In a paper appearing online yesterday in Nature Medicine, researchers from the US, Germany, Canada, and Singapore reported on the results of a transcriptome sequencing study involving 15 individuals with prostate cancer. After identifying two tumors containing RAF kinase pathway-related gene fusions, the team screened hundreds more tumors for similar rearrangements, uncovering RAF family gene fusions in one to two percent of prostate cancer, gastric cancer, and melanoma samples.
Those involved say the results not only reveal a new type of gene fusion in solid cancers, but may also point to new treatments for a subset of prostate and other cancer cases, since treatments aimed at curbing RAF kinase pathway activity are already being tested for melanoma, which frequently contains RAF point mutations.
"[O]ur results emphasize the key role of the RAF family gene rearrangements in cancer, suggest that RAF and MEK inhibitors may be useful in a subset of gene fusion-harboring solid tumors, and demonstrate that sequencing of tumor transcriptomes and genomes may lead to the identification of rare targetable fusions across cancer types," senior author Arul Chinnaiyan, director of the University of Michigan's Michigan Center for Translational Pathology, and his co-authors wrote.
"The clinical implications of this are actually pretty significant," co-author Christopher Maher, a research investigator with the Michigan Center for Translational Pathology and former post-doctoral researcher in Chinnaiyan's lab, told GenomeWeb Daily News. "We definitely want to take this into the clinic to start screening patients."
Last spring, Chinnaiyan and his team reported in the Proceedings of the National Academy of Sciences that they had used transcriptome sequencing of prostate cancers to detect fusions involving the TMPRSS2 gene and transcription factors in the ETS family. Now, the researchers have shown that alternative fusions can also occur in cancers lacking such ETS fusions.
Chinnaiyan, Maher, and their co-workers sequenced transcripts from 15 prostate cancers — five known to contain gene fusions affecting the ETS gene and another 10 that did not contain such fusions — using paired-end sequencing with the Illumina GAII platform.

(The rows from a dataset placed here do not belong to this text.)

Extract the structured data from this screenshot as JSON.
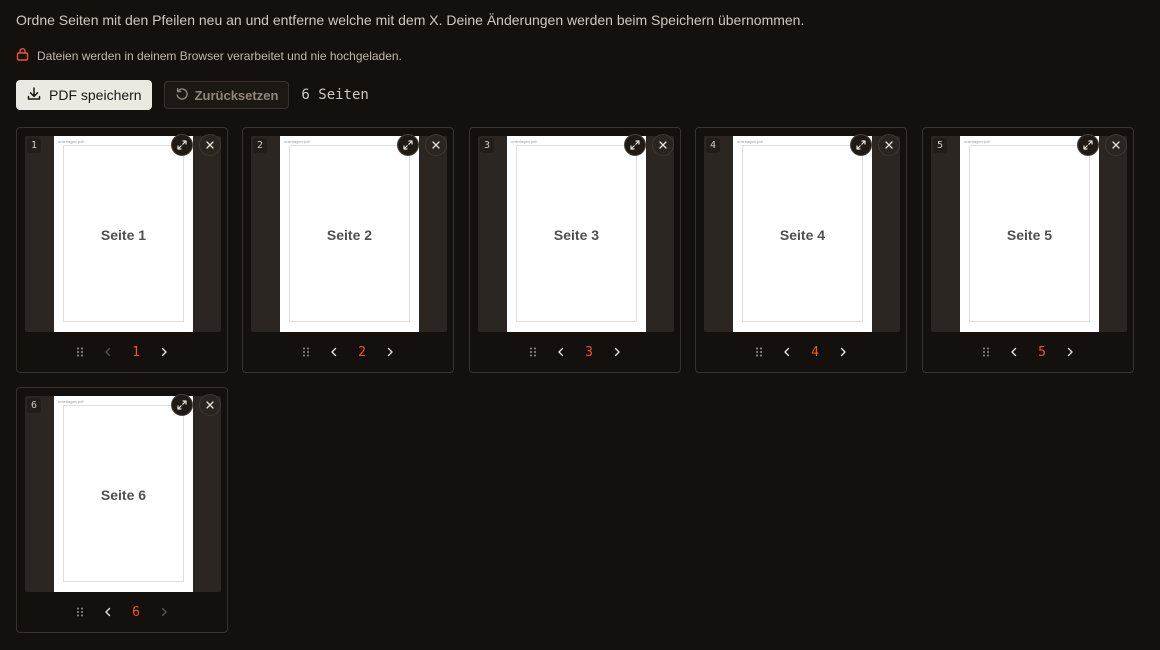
{
  "intro_text": "Ordne Seiten mit den Pfeilen neu an und entferne welche mit dem X. Deine Änderungen werden beim Speichern übernommen.",
  "privacy_text": "Dateien werden in deinem Browser verarbeitet und nie hochgeladen.",
  "toolbar": {
    "save_label": "PDF speichern",
    "reset_label": "Zurücksetzen",
    "page_count": "6 Seiten"
  },
  "colors": {
    "background": "#14100d",
    "accent": "#f0542c",
    "lock_icon": "#f0542c"
  },
  "pages": [
    {
      "badge": "1",
      "file": "unterlagen.pdf",
      "title": "Seite 1",
      "number": "1",
      "prev_enabled": false,
      "next_enabled": true
    },
    {
      "badge": "2",
      "file": "unterlagen.pdf",
      "title": "Seite 2",
      "number": "2",
      "prev_enabled": true,
      "next_enabled": true
    },
    {
      "badge": "3",
      "file": "unterlagen.pdf",
      "title": "Seite 3",
      "number": "3",
      "prev_enabled": true,
      "next_enabled": true
    },
    {
      "badge": "4",
      "file": "unterlagen.pdf",
      "title": "Seite 4",
      "number": "4",
      "prev_enabled": true,
      "next_enabled": true
    },
    {
      "badge": "5",
      "file": "unterlagen.pdf",
      "title": "Seite 5",
      "number": "5",
      "prev_enabled": true,
      "next_enabled": true
    },
    {
      "badge": "6",
      "file": "unterlagen.pdf",
      "title": "Seite 6",
      "number": "6",
      "prev_enabled": true,
      "next_enabled": false
    }
  ]
}
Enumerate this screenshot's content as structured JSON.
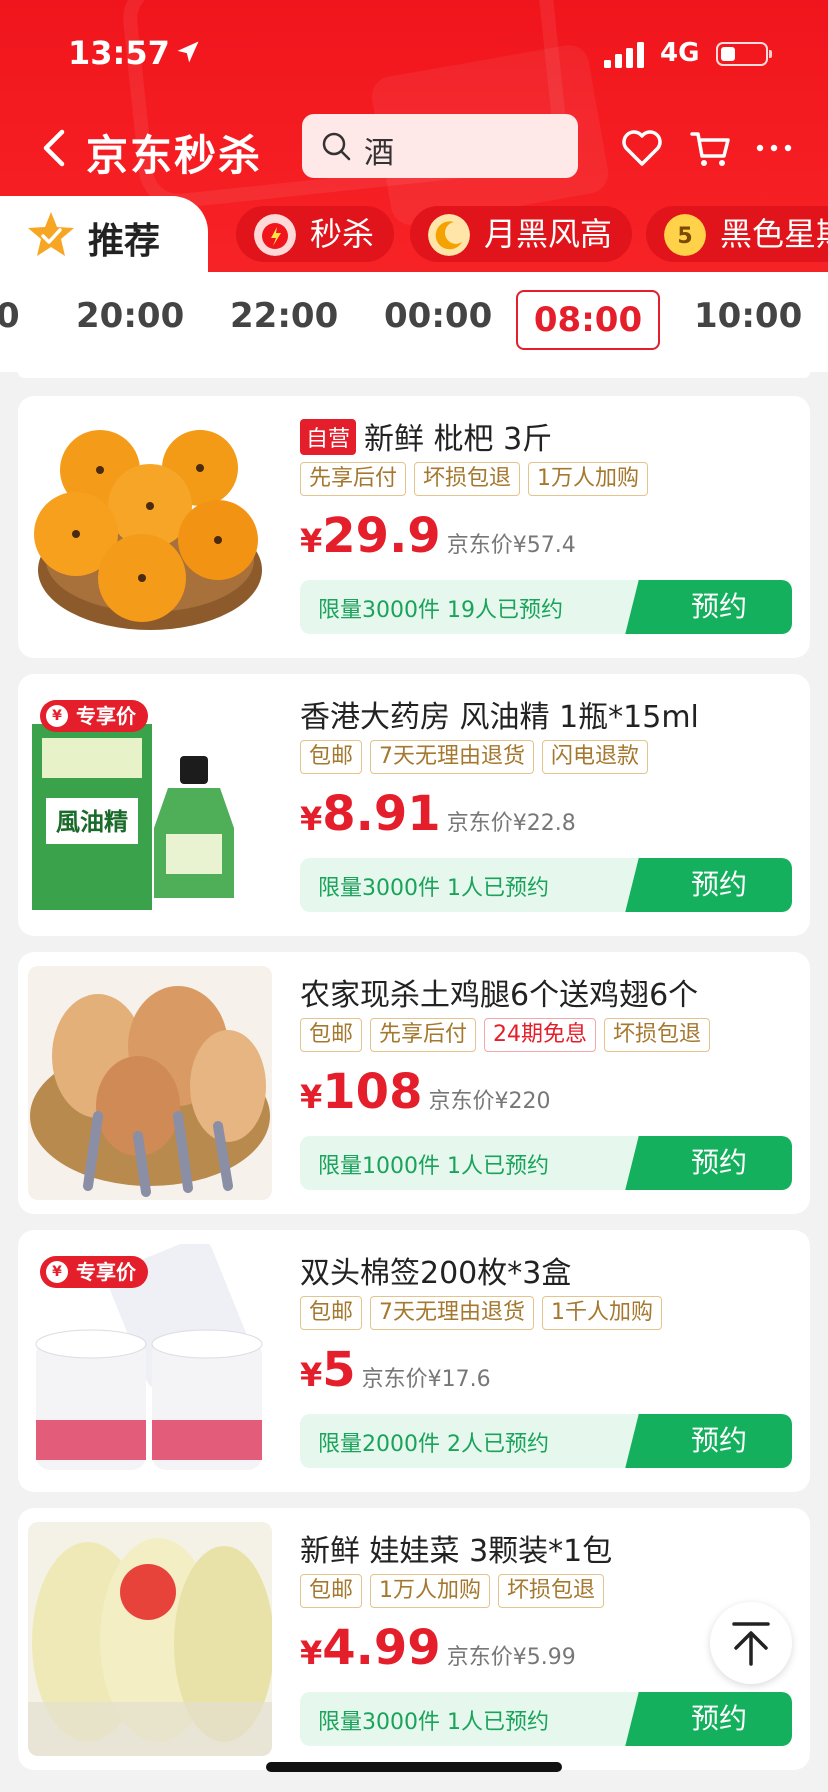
{
  "status_bar": {
    "time": "13:57",
    "network": "4G"
  },
  "nav": {
    "brand": "京东秒杀",
    "search_text": "酒"
  },
  "categories": {
    "active": "推荐",
    "items": [
      {
        "label": "秒杀"
      },
      {
        "label": "月黑风高"
      },
      {
        "label": "黑色星期"
      }
    ]
  },
  "time_slots": [
    "0",
    "20:00",
    "22:00",
    "00:00",
    "08:00",
    "10:00"
  ],
  "products": [
    {
      "self_operated": "自营",
      "title": "新鲜 枇杷 3斤",
      "tags": [
        "先享后付",
        "坏损包退",
        "1万人加购"
      ],
      "price": "29.9",
      "jd_price": "京东价¥57.4",
      "limit": "限量3000件  19人已预约",
      "button": "预约"
    },
    {
      "badge": "专享价",
      "title": "香港大药房 风油精 1瓶*15ml",
      "tags": [
        "包邮",
        "7天无理由退货",
        "闪电退款"
      ],
      "price": "8.91",
      "jd_price": "京东价¥22.8",
      "limit": "限量3000件  1人已预约",
      "button": "预约"
    },
    {
      "title": "农家现杀土鸡腿6个送鸡翅6个",
      "tags": [
        "包邮",
        "先享后付",
        "24期免息",
        "坏损包退"
      ],
      "price": "108",
      "jd_price": "京东价¥220",
      "limit": "限量1000件  1人已预约",
      "button": "预约"
    },
    {
      "badge": "专享价",
      "title": "双头棉签200枚*3盒",
      "tags": [
        "包邮",
        "7天无理由退货",
        "1千人加购"
      ],
      "price": "5",
      "jd_price": "京东价¥17.6",
      "limit": "限量2000件  2人已预约",
      "button": "预约"
    },
    {
      "title": "新鲜 娃娃菜 3颗装*1包",
      "tags": [
        "包邮",
        "1万人加购",
        "坏损包退"
      ],
      "price": "4.99",
      "jd_price": "京东价¥5.99",
      "limit": "限量3000件  1人已预约",
      "button": "预约"
    }
  ],
  "currency_symbol": "¥",
  "colors": {
    "brand_red": "#f0151c",
    "price_red": "#e41e2a",
    "reserve_green": "#15b05d"
  }
}
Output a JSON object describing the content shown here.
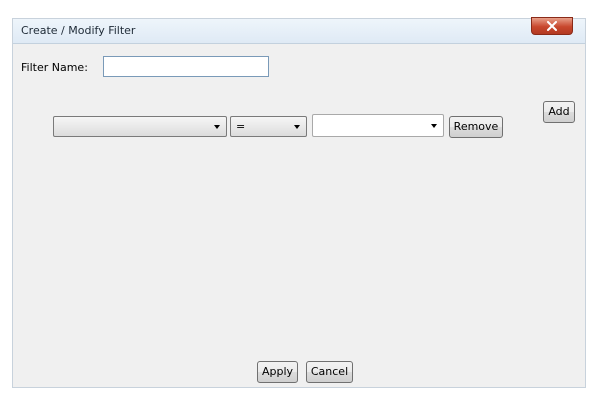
{
  "window": {
    "title": "Create / Modify Filter",
    "close_icon": "close-x-icon",
    "close_color": "#c8472d"
  },
  "filter_name": {
    "label": "Filter Name:",
    "value": ""
  },
  "buttons": {
    "add": "Add",
    "remove": "Remove",
    "apply": "Apply",
    "cancel": "Cancel"
  },
  "condition_row": {
    "field_value": "",
    "operator_value": "=",
    "value_value": ""
  }
}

In the process, the team identified two tumors that did not have ETS fusions, but which contained gene fusions involving BRAF and RAF1 genes in RAF signaling pathways.
The first of these tumors contained a fusion between an untranslated exon from the prostate-specific gene SLC45A3 and a BRAF exon. The other prostate tumor, meanwhile, contained two non-ETS fusions — one between ESRP1 exon 13 and RAF1 exon 6 and a reciprocal RAF1-ESRP1 fusion between RAF1 exon 5 and ESRP1 exon 14.
After verifying the new fusions by quantitative RT-PCR and fluorescence in situ hybridization, the researchers looked for the same rearrangements in three other prostate cancer cohorts, identifying six BRAF rearrangements and four RAF1 rearrangements in 349 prostate cancer samples tested. Overall, they say, roughly two percent of individuals with prostate cancer appear to carry a RAF-related rearrangement.
And based on their examination of 49 breast, 26 endometrial, 85 gastric, 131 melanoma, and 42 liver tumors, the researchers estimate that roughly one to two percent of gastric cancers contain BRAF rearrangements.
By sequencing transcripts from one of these gastric tumors, for instance, they identified a fusion between BRAF exon 8 and exon5 of AGTRAP, which codes for an angiotensin II, type I receptor-associated protein.
The team's screen also turned up one BRAF rearrangement and one RAF1 rearrangement in melanoma.
On the other hand, while they found that some 59 percent of the melanoma samples contain known oncogenic point mutations in BRAF, the researchers did not find any such point mutations when they screened 274 prostate cancer samples.
Together, the team argued, their findings indicate that RAF activation can occur not only through mutations, but also as a consequence of genomic rearrangements in certain solid tumors. That has researchers hopeful that they will be able to use fusion status as a method for further screening and sub-dividing prostate cancer patients, Maher explained.
Because at least four compounds targeting the RAF kinase signaling pathway are already being tested against melanoma, researchers say, it should be possible to test these drugs against the subset of prostate and other cancers containing RAF-related rearrangements as well.
For example, the team reported that both RAF kinase and MEK inhibitors curbed the invasiveness of cell lines expressing SLC45A3-BRAF or ESRP1-RAF1 fusion genes.
In addition, finding such fusions in at least three cancer types suggests understanding and treating cancer will increasingly rely on finding pathways affected across cancer types, Maher noted, instead of focusing primarily on the organs affected.
"Rather than treating cancer as just an entity classified under the microscope as a 'prostate tumor' or a 'gastric tumor,' it needs to be thought of as a 'RAF mutant tumor,'" Chinnaiyan said in a statement. "We need to think about what the driving molecular basis for each tumor is and what oncologists can then do about that for the patients."